Since we can identify Mastodon and other compatible ActivityPub implementations by their User-Agent headers, we can handle their requests uniquely. The omg.lol web server runs Caddy, so here’s how I do that in Caddy:

@fedi {
  header_regexp User-Agent (Mastodon|Pleroma|Akkoma|Misskey|Firefish|gotosocial)
}

handle @fedi {
  root * /path/to/fedicache
  php_fastcgi unix//run/php/php8.2-fpm.sock {
    index.php
  }
}

This takes any request from an ActivityPub server and sends it to my Fedicache script, which looks like this:

<?php

// Fedicache

$path = '/path/to/your/fedicache/cache/';
$user_agent = 'your-user-agent';

$url = 'https://'.$_SERVER['SERVER_NAME'].$_SERVER['REQUEST_URI'];
$hash = md5($url);

if(!file_exists($path.$hash)) {
  $options = array(
    'http' => array(
      'method' => "GET",
      'header' => "User-Agent: $user_agent\r\n"
    )
  );
  $context = stream_context_create($options);
  $data = file_get_contents($url, false, $context);
  $rel_me = "\n";
  preg_match_all('/<a\s+[^>]*rel\s*=\s*["\']?me["\']?[^>]*>(.*?)<\/a>/is', $data, $matches);
  if(!empty($matches[0])) {
    foreach ($matches[0] as $tag) {
      $rel_me .= $tag."\n";
    }
  }
  file_put_contents($path.$hash, substr($data, 0, strpos($data, '</head>'))."</head>\n<body>".$rel_me."</body>\n</html>\n");
}

$size = filesize($path.$hash);

$log = time()."\t".$_SERVER['REMOTE_ADDR']."\t".$_SERVER['HTTP_USER_AGENT']."\t".$url."\t".$size."\n";
file_put_contents('/var/www/html/fedicache/log/'.date("Y-m-d"), $log, FILE_APPEND);

header("Fedicache: Active");
echo file_get_contents($path.$hash);

Here’s what’s happening in that script:

We take the URL that’s being requested and hash it.
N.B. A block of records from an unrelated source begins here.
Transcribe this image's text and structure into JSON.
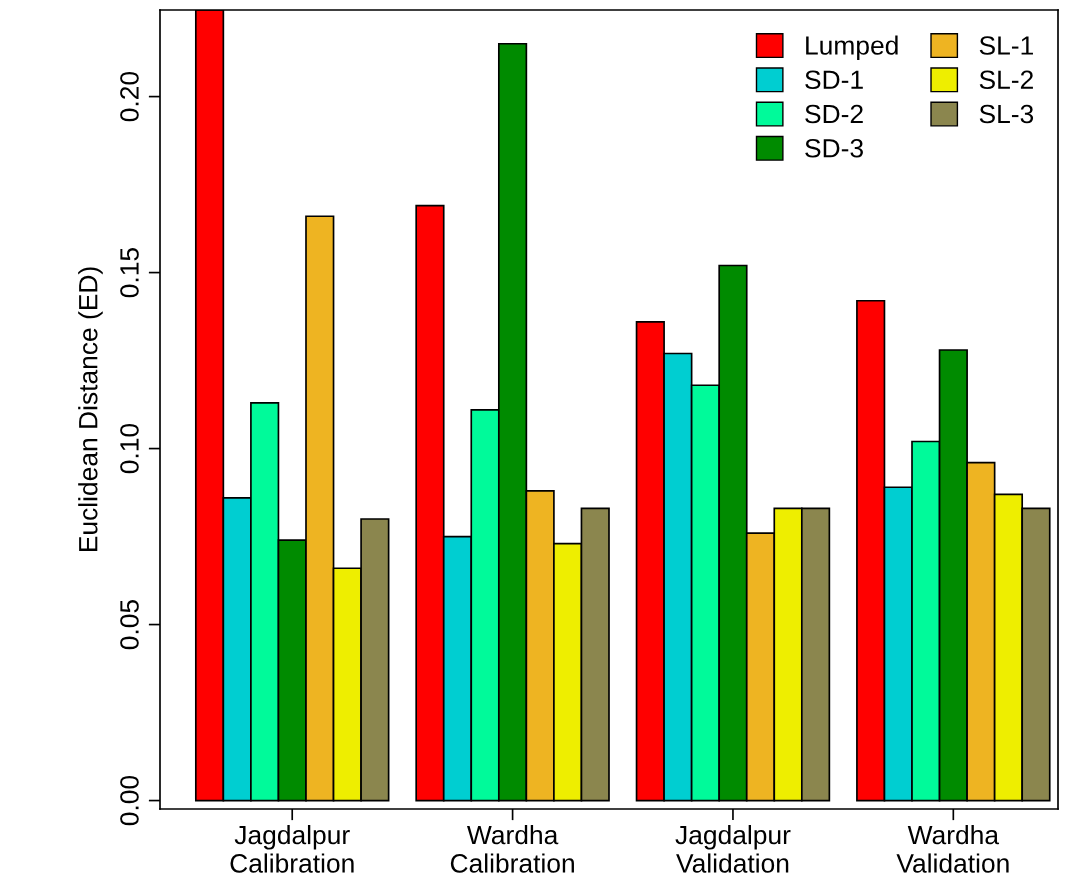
{
  "chart_data": {
    "type": "bar",
    "ylabel": "Euclidean Distance (ED)",
    "categories": [
      "Jagdalpur\nCalibration",
      "Wardha\nCalibration",
      "Jagdalpur\nValidation",
      "Wardha\nValidation"
    ],
    "series": [
      {
        "name": "Lumped",
        "color": "#ff0000",
        "values": [
          0.2246,
          0.169,
          0.136,
          0.142
        ]
      },
      {
        "name": "SD-1",
        "color": "#00ced1",
        "values": [
          0.086,
          0.075,
          0.127,
          0.089
        ]
      },
      {
        "name": "SD-2",
        "color": "#00fa9a",
        "values": [
          0.113,
          0.111,
          0.118,
          0.102
        ]
      },
      {
        "name": "SD-3",
        "color": "#008b00",
        "values": [
          0.074,
          0.215,
          0.152,
          0.128
        ]
      },
      {
        "name": "SL-1",
        "color": "#eeb422",
        "values": [
          0.166,
          0.088,
          0.076,
          0.096
        ]
      },
      {
        "name": "SL-2",
        "color": "#eeee00",
        "values": [
          0.066,
          0.073,
          0.083,
          0.087
        ]
      },
      {
        "name": "SL-3",
        "color": "#8b864e",
        "values": [
          0.08,
          0.083,
          0.083,
          0.083
        ]
      }
    ],
    "ylim": [
      -0.0024,
      0.2246
    ],
    "yticks": [
      {
        "value": 0,
        "label": "0.00"
      },
      {
        "value": 0.05,
        "label": "0.05"
      },
      {
        "value": 0.1,
        "label": "0.10"
      },
      {
        "value": 0.15,
        "label": "0.15"
      },
      {
        "value": 0.2,
        "label": "0.20"
      }
    ],
    "grid": false,
    "legend": "top right"
  }
}
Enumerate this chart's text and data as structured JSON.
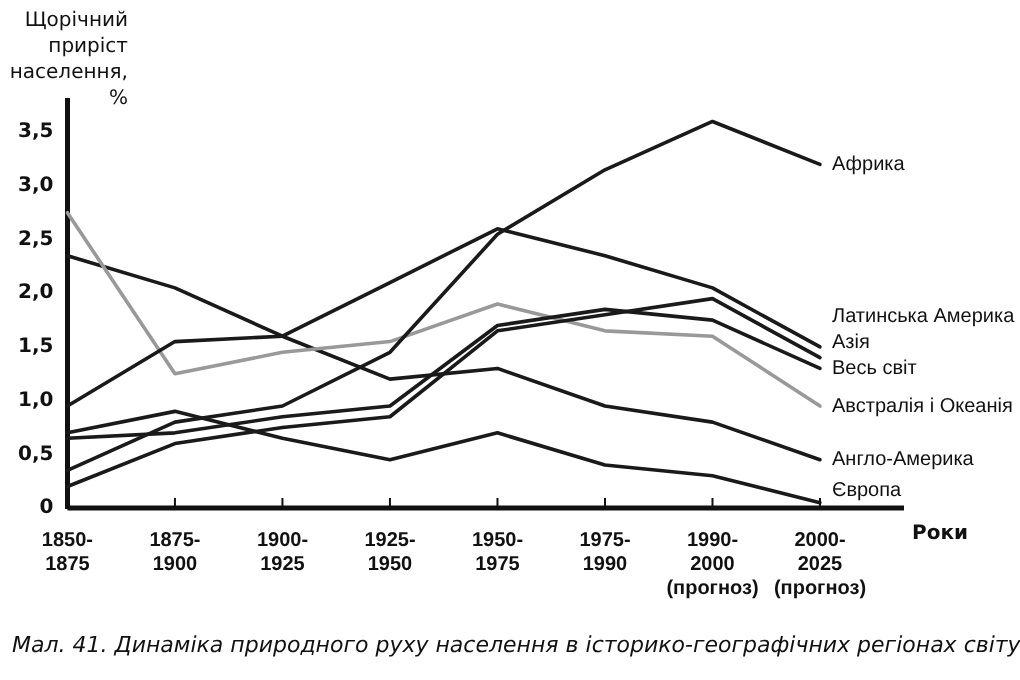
{
  "chart_data": {
    "type": "line",
    "ylabel": "Щорічний приріст населення, %",
    "xlabel": "Роки",
    "categories": [
      "1850-\n1875",
      "1875-\n1900",
      "1900-\n1925",
      "1925-\n1950",
      "1950-\n1975",
      "1975-\n1990",
      "1990-\n2000\n(прогноз)",
      "2000-\n2025\n(прогноз)"
    ],
    "series": [
      {
        "name": "Африка",
        "color": "#1a1a1a",
        "values": [
          0.35,
          0.8,
          0.95,
          1.45,
          2.55,
          3.15,
          3.6,
          3.2
        ]
      },
      {
        "name": "Латинська Америка",
        "color": "#1a1a1a",
        "values": [
          0.95,
          1.55,
          1.6,
          2.1,
          2.6,
          2.35,
          2.05,
          1.5
        ]
      },
      {
        "name": "Азія",
        "color": "#1a1a1a",
        "values": [
          0.2,
          0.6,
          0.75,
          0.85,
          1.65,
          1.8,
          1.95,
          1.4
        ]
      },
      {
        "name": "Весь світ",
        "color": "#1a1a1a",
        "values": [
          0.65,
          0.7,
          0.85,
          0.95,
          1.7,
          1.85,
          1.75,
          1.3
        ]
      },
      {
        "name": "Австралія і Океанія",
        "color": "#999999",
        "values": [
          2.75,
          1.25,
          1.45,
          1.55,
          1.9,
          1.65,
          1.6,
          0.95
        ]
      },
      {
        "name": "Англо-Америка",
        "color": "#1a1a1a",
        "values": [
          2.35,
          2.05,
          1.6,
          1.2,
          1.3,
          0.95,
          0.8,
          0.45
        ]
      },
      {
        "name": "Європа",
        "color": "#1a1a1a",
        "values": [
          0.7,
          0.9,
          0.65,
          0.45,
          0.7,
          0.4,
          0.3,
          0.05
        ]
      }
    ],
    "ylim": [
      0,
      3.8
    ],
    "yticks": [
      {
        "value": 0,
        "label": "0"
      },
      {
        "value": 0.5,
        "label": "0,5"
      },
      {
        "value": 1,
        "label": "1,0"
      },
      {
        "value": 1.5,
        "label": "1,5"
      },
      {
        "value": 2,
        "label": "2,0"
      },
      {
        "value": 2.5,
        "label": "2,5"
      },
      {
        "value": 3,
        "label": "3,0"
      },
      {
        "value": 3.5,
        "label": "3,5"
      }
    ],
    "grid": false,
    "legend": false,
    "marker": "none",
    "line_style": "solid",
    "annotations": [
      "Мал. 41. Динаміка природного руху населення в історико-географічних регіонах світу"
    ]
  }
}
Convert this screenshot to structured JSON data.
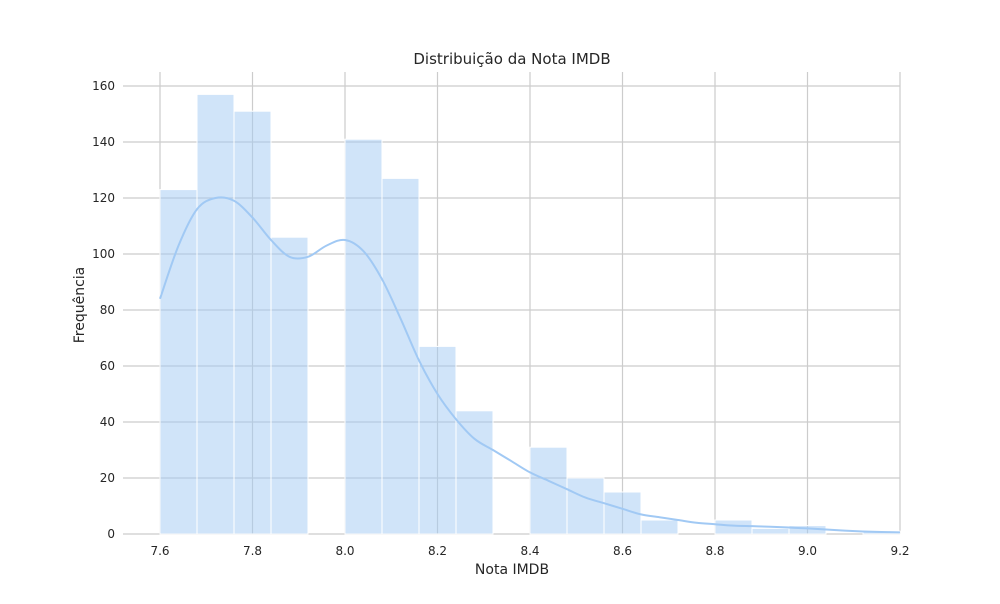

This gives us a string which is unique to the requested URL.
We then check the cache directory to see if there’s a file there named with that hash.
If there isn’t, we fetch the page and do two things: find any links with a rel="me" attribute (since Mastodon uses these for profile link verification), and strip everything after the closing </head> tag (because we don’t need any other page content). We save this slimmed down page to our cache directory with the hash name.
We log the request and serve the slimmed down page data from the cache.

The last part of the setup is a cron job that purges the cache directory every hour.

Overall, this approach is far more efficient than standard caching, since we’re storing (and serving) only those parts of the page that Mastodon needs. Since we’re going to be serving that content routinely to thousands of Mastodon servers (all day every day!), the efficiency here really adds up over time.

In the code above, the logging step is optional, but I’ve done it so I can keep an eye on just how much activity and bandwidth is devoted to Mastodon’s inefficient link fetching process. I set this up on the omg.lol server less than 24 hours ago from when I’m writing this blog post, and as of now there have been over 33,000 requests and 227 MB of data transferred. I’ve set up a public page to view these stats, in case you want to check in and see how things are going.